There are many mixed opinions about the 2005 film, though it is true that Tim Burton stayed true to his personal style of rather dark and mysterious directing. According to a harsh criticism by Washington Post writer Ann Hornaday, “The cumulative effect isn’t pretty. Nor is it kooky, funny, eccentric or even mildly interesting. Indeed, throughout his fey, simpering performance, Depp seems to be straining so hard for weirdness that the entire enterprise begins to feel like those excruciating occasions when your parents tried to be hip. If you have to try that hard, you just aren’t. Similarly, Burton, whose keen imagination has come up with an eye-popping palette and occasionally brilliant production design, has labored so hard to make Wonka his own — giving him a tedious back story, replete with daddy issues — that he has lost all the subtle humor and understatement that made Roald Dahl’s original story, and Mel Stuart’s 1971 adaptation, “Willy Wonka & the Chocolate Factory,” so charming in the first place” (Hornaday 1). While there are a lot of negative statements about the new adaptation expressed by Ann Hornaday, Lou Lumenick, a writer from the New York Post boasts that  “Like Roald Dahl’s book, Tim Burton’s splendidly imaginative and visually stunning – and often very dark and creepy – new version of Charlie and the Chocolate Factory is squarely aimed more at children than their parents (Lumenick 1).
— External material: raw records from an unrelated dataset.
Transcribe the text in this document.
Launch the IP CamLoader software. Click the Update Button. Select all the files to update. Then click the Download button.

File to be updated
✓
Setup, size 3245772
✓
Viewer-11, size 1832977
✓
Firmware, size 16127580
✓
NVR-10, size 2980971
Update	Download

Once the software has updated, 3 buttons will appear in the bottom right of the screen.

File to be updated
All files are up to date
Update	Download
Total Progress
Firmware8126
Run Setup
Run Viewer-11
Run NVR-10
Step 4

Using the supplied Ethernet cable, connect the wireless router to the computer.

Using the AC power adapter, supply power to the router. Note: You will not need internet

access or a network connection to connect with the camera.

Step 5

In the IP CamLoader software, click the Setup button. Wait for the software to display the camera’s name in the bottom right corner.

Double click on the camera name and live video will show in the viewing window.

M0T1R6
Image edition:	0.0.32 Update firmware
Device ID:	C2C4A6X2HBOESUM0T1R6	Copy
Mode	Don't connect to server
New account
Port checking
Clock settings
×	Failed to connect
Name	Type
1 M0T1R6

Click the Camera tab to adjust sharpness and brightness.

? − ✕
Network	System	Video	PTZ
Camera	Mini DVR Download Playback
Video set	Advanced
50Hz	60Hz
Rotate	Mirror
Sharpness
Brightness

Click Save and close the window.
Though it was the intention of Dahl’s book to be for children, is this particular perspective something he would have appreciated? Dahl despised the 1971 film, but it is quite possible he would have agreed with the darker Tim Burton interpretation to reflect his writing.  Jami Bernard of New York Daily News said that “The eccentric chocolatier Willy Wonka (Johnny Depp) can’t feel pleasure, even though he’s surrounded by it, so it’s weirdly appropriate that the movie isn’t “fun,” even if it’s amazing to look at (Bernard 1). Truth be told, the film is widely appreciated as being visually stimulating, though each scene relays a ton of graphic information, hence, making it harder to relate with.   Burton’s use of color and computer graphics is completely relevant to movies produced in 2005.  Regardless of movie critics and audience members having such bipolar opinions of Charlie and the Chocolate Factory, it is necessary to mention the wonderful working marriage between the cast and production team.